Chalub – Esse é um dos grandes mistérios da
medicina. A gente não sabe por que as pessoas ficam deprimidas. O mecanismo é
conhecido, está ligado a uma substância chamada serotonina, mas o que o
desencadeia, não sabemos. Há teorias, ligadas à infância, a perdas muito
precoces, verdadeiras ou até imaginárias - como a criança que fica aterrorizada
achando que vai perder os pais. As raízes da depressão estão na infância. Os
acontecimentos atuais não levam à depressão verdadeira, só muito raramente.

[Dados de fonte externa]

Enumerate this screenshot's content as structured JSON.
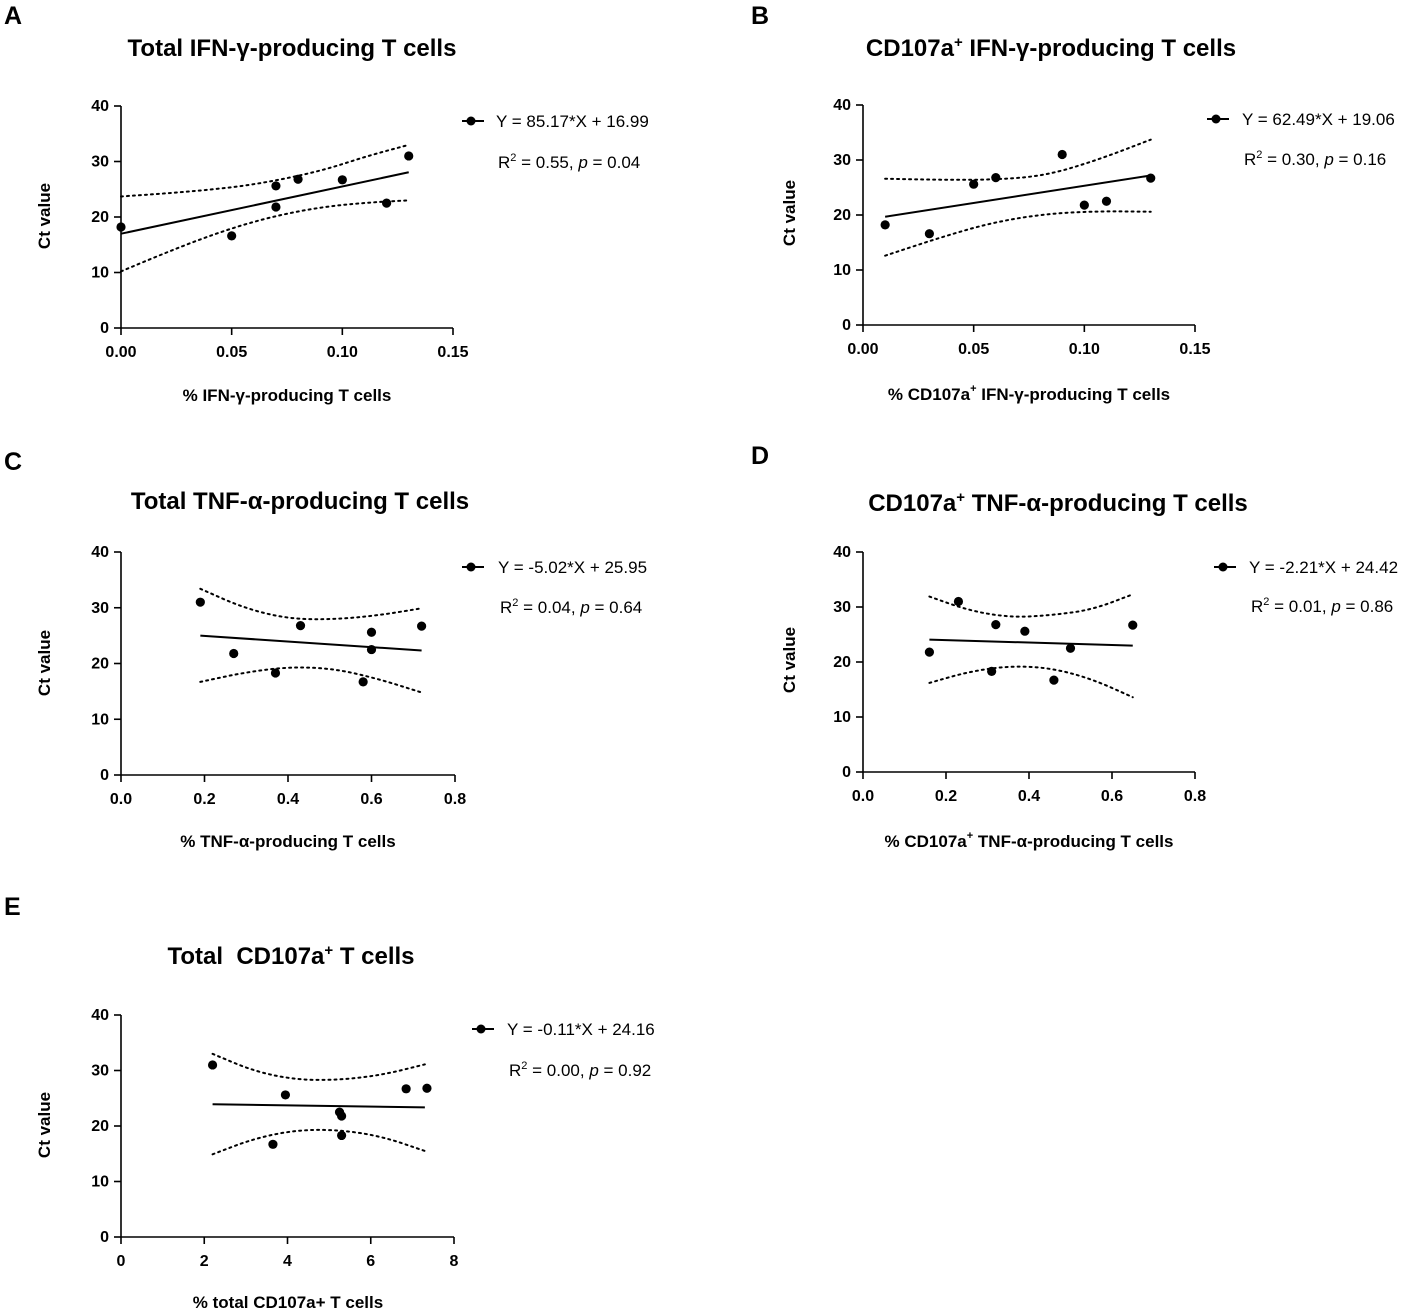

Justamente o contrário do que se imagina. Mas mexer na infância é muito
doloroso. Não tem remédio para isso. Precisa de terapia, de análise, mas as
pessoas não querem fazer, não querem mexer nas feridas. Então é melhor colocar
um esparadrapo, para não ficar doendo, e pronto. É a solução mais fácil.
IstoÉ - O antidepressivo é sempre necessário
contra a depressão?
Chalub – Quando é depressão mesmo, tem que ter
remédio.
IstoÉ – Há quem diga que hoje a moda é ter
um psiquiatra, não um analista. O que o sr. acha disso?
Chalub – As pessoas estão desamparadas. Desamparo é
uma condição humana, mas temos que enfrentá-lo, assim como o fracasso, a
solidão, o isolamento. Não buscar psiquiatras e remédios. Em algum momento,
isso pode ficar tão sério, tão agudo, que a pessoa pode precisar de uma ajuda,
mas para que a ensinem a enfrentar a situação. Ensina-me a viver, como no
filme. Não é me dar pílulas, para eu ficar amortecido.
IstoÉ – O que é felicidade para o sr.?
Chalub – A OMS tem uma definição de saúde muito
curiosa: a saúde é um completo estado de bem-estar físico, mental e social.
Essa é a definição de felicidade, não de saúde. Felicidade, para mim, é estar
bem consigo mesmo e com o outro. Estar bem consigo mesmo é aceitar limitações,
sofrimento, incompetências, fracassos. Ou seja, felicidade também é ficar
triste de vez em quando.
*************
"Felicidade, para mim, é estar bem
consigo mesmo e com o outro. Estar bem consigo mesmo é aceitar limitações,
sofrimento, incompetências, fracassos. Ou seja, felicidade também é ficar triste de vez em quando.", diz
Miguel Chulab (os grifos são meus). Pode-se até discordar, mas, no meu
entender, tanto a opinião sobre o que seja felicidade quanto às demais emitidas por Chalub provocam muitas reflexões.